By Andy Mukherjee
How do you unscramble an egg called Tata Sons? The second law of thermodynamics says orderly things gradually turn more chaotic, and there’s no going back, no separating yokes from whites.
But the appeals judge of India’s corporate law arbiter thinks he can reverse time. Or so it would appear from his order declaring that Cyrus Mistry, deposed three years ago as executive chairman of the holding company of India’s leading conglomerate, must be reinstated because ousting him was illegal.
Here’s the messy business in a nutshell: The closely held Tata Sons, which sits in control of the $111 billion global empire spread across more than 100 firms, is 66% owned by Tata Trusts, charities run by Ratan Tata, the group patriarch. Mistry’s family owns an 18%-plus stake in Tata Sons. That equity has its origin in an unpaid $200 million loan the Tata family took in 1925 to save its then-fledgling steel business. The core dispute is whether the holding company is a quasi-partnership between the Tata Group and the 154-year-old Shapoorji Pallonji, or SP, Group, which is now run by Shapoor Mistry, the elder brother of Cyrus.
If it’s a partnership, then Mistry gets to argue that his minority rights were suppressed. If it isn’t, and he was just a professional CEO in a Tata enterprise, then the board was perhaps within its rights to fire him for nonperformance.

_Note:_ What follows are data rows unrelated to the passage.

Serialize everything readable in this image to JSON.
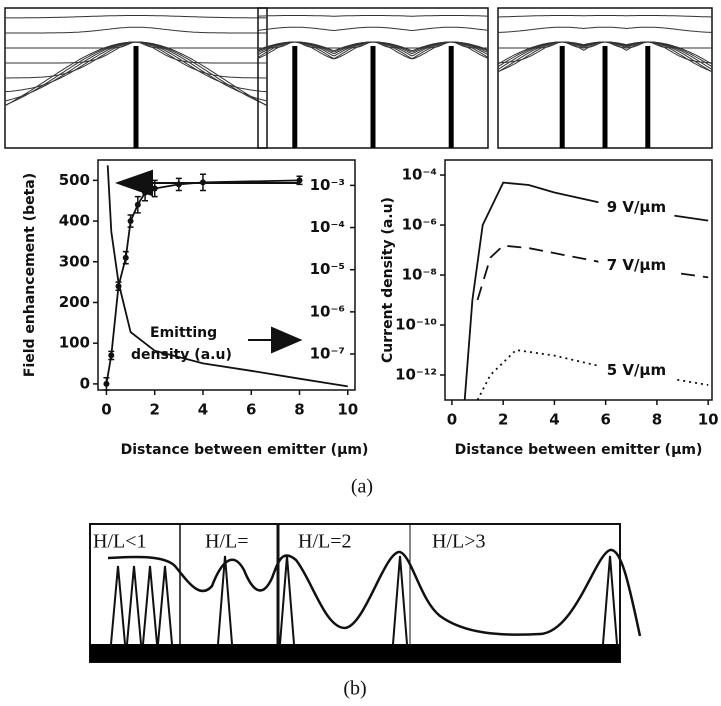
{
  "panel_labels": [
    "(a)",
    "(b)"
  ],
  "chart_data": [
    {
      "type": "line",
      "xlabel": "Distance between emitter (μm)",
      "ylabel": "Field enhancement (beta)",
      "annotation": [
        "Emitting",
        "density (a.u)"
      ],
      "xlim": [
        -0.35,
        10.3
      ],
      "xticks": [
        0,
        2,
        4,
        6,
        8,
        10
      ],
      "ylim": [
        -15,
        550
      ],
      "yticks": [
        0,
        100,
        200,
        300,
        400,
        500
      ],
      "y2lim": [
        1.4e-08,
        0.004
      ],
      "y2log": true,
      "y2ticks": [
        {
          "value": 0.001,
          "label": "10⁻³"
        },
        {
          "value": 0.0001,
          "label": "10⁻⁴"
        },
        {
          "value": 1e-05,
          "label": "10⁻⁵"
        },
        {
          "value": 1e-06,
          "label": "10⁻⁶"
        },
        {
          "value": 1e-07,
          "label": "10⁻⁷"
        }
      ],
      "series": [
        {
          "color": "#111111",
          "x": [
            0,
            0.2,
            0.5,
            0.8,
            1,
            1.3,
            1.6,
            2,
            3,
            4,
            8
          ],
          "values": [
            0,
            70,
            240,
            310,
            400,
            440,
            470,
            480,
            490,
            495,
            500
          ],
          "errors": [
            15,
            10,
            10,
            15,
            15,
            20,
            20,
            20,
            15,
            20,
            10
          ]
        },
        {
          "color": "#111111",
          "axis": "y2",
          "x": [
            0.05,
            0.2,
            0.5,
            1,
            2,
            4,
            6,
            8,
            10
          ],
          "values": [
            0.003,
            8e-05,
            5e-06,
            3.3e-07,
            1.2e-07,
            6e-08,
            4e-08,
            2.6e-08,
            1.7e-08
          ]
        }
      ]
    },
    {
      "type": "line",
      "xlabel": "Distance between emitter (μm)",
      "ylabel": "Current density (a.u)",
      "xlim": [
        -0.27,
        10.15
      ],
      "xticks": [
        0,
        2,
        4,
        6,
        8,
        10
      ],
      "ylim": [
        1e-13,
        0.0004
      ],
      "ylog": true,
      "yticks": [
        {
          "value": 0.0001,
          "label": "10⁻⁴"
        },
        {
          "value": 1e-06,
          "label": "10⁻⁶"
        },
        {
          "value": 1e-08,
          "label": "10⁻⁸"
        },
        {
          "value": 1e-10,
          "label": "10⁻¹⁰"
        },
        {
          "value": 1e-12,
          "label": "10⁻¹²"
        }
      ],
      "series": [
        {
          "name": "9 V/μm",
          "color": "#111111",
          "dash": "solid",
          "x": [
            0.5,
            0.8,
            1.2,
            2,
            3,
            4,
            6,
            8,
            10
          ],
          "values": [
            1e-13,
            1e-09,
            1e-06,
            5e-05,
            4e-05,
            2e-05,
            7e-06,
            3e-06,
            1.5e-06
          ]
        },
        {
          "name": "7 V/μm",
          "color": "#111111",
          "dash": "dashed",
          "x": [
            1,
            1.5,
            2,
            3,
            6,
            10
          ],
          "values": [
            1e-09,
            5e-08,
            1.5e-07,
            1.2e-07,
            3e-08,
            8e-09
          ]
        },
        {
          "name": "5 V/μm",
          "color": "#111111",
          "dash": "dotted",
          "x": [
            1,
            1.5,
            2.5,
            4,
            6,
            10
          ],
          "values": [
            1e-13,
            1e-12,
            1e-11,
            6e-12,
            2e-12,
            4e-13
          ]
        }
      ]
    }
  ],
  "diagram_b": {
    "labels": [
      "H/L<1",
      "H/L=",
      "H/L=2",
      "H/L>3"
    ]
  }
}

Justice Sudhansu Jyoti Mukhopadhyaya of India’s National Company Law Appellate Tribunal isn’t new to controversies. He’s the same judge who a few months back threatened to derail India’s bankruptcy law by giving unsecured operational creditors the same rights to recovery as secured financial lenders. The Supreme Court struck down that order. In Wednesday’s 172-page Tata-Mistry order, Mukhopadhyaya and Justice Bansi Lal Bhat decided that Tata Sons is indeed a partnership:
“We are of the view that for better protection of interest of all stakeholders as also safeguarding the interest of minority group, in future at the time of appointment of the Executive Chairman, Independent Director and Directors, the ‘Tata Group’ which is the majority group should consult the minority group i.e., ‘Shapoorji Pallonji Group’ and any person on whom both the groups have trust, be appointed as Executive Chairman or Director as the case may be…”
Crucial parts of the judgment have been put on hold pending appeals within a month. At this stage, it’s reasonable to expect that until India’s Supreme Court gives a final verdict, Chairman Emeritus Ratan Tata will retain control of the group, which is now administered by Natarajan Chandrasekaran, a non-controversial technocrat who replaced Mistry as chairman. However, none of the operating companies, such as Tata Motors Ltd., which owns Jaguar Land Rover, or Tata Steel Ltd., which acquired the former British Steel assets in 2007, will be able to make any strategic decisions. For at least four weeks, they’ll be frozen.
It will be a repeat of the uncertainty following the October 2016 boardroom coup against Mistry. Shortly after he was terminated, Mistry hit out at the group for allegedly compromising its finances to burnish the legacy of Ratan Tata, whom he had accused of backseat driving and oppressive interference. Mistry said he was given his walking papers for calling attention to the “legacy hot spots,” including the world’s cheapest car, which had flopped despite Ratan Tata’s strong backing for the project. The Tata Group, for its part, said it was disappointed with Mistry’s vision of the future. Even now, the finances are far from strong. The group has gross debts of 2.91 trillion rupees ($41 billion). If it weren’t for the cash-spewing software exports business of Tata Consultancy Services Ltd., the empire could come under strong pressure to deleverage quickly.
Given that the relations between the two men are probably beyond repair, would Mistry even want to return to work at Bombay House, as the headquarters are known? Perhaps not. However, he might want to retake his board seat, and the Mistry family would definitely want a reversal of what came after his dismissal: a change in the constitution of Tata Sons. The firm went from being a public limited company, albeit closely held, to an opaque private limited one. The appellate tribunal’s judgment has struck down that conversion, and also scrapped a never-used nuclear option in the charter that allows for Tata Sons’ board to transfer anyone’s shares by passing a special resolution.
To the extent that the Mistry family manages to get its chunky holding in Tata Sons to carry rights normally available to public shareholders, the value of that stake — at least in the eyes of creditors advancing money against it — gets closer to the $14 billion figure that Cyrus Mistry has used in the past as an estimate. His family’s main business is construction, building the Reserve Bank of India’s Mumbai headquarters as well as the Sultan of Oman’s palace. But India’s shadow banking crisis has left SP Group parched for liquidity. At this juncture, the ability to realize the full value of its stored wealth would help the Mistrys greatly.
At the end of the day, this dispute is all about time. Cyrus Mistry is 51 years old; in less than 10 days, Ratan Tata, who never married and has no children, will celebrate his 82nd birthday. If the final court verdict holds the core holding company to be a quasi-partnership with Mistry, the Tata name on the door may not survive him. That’s how high the stakes are.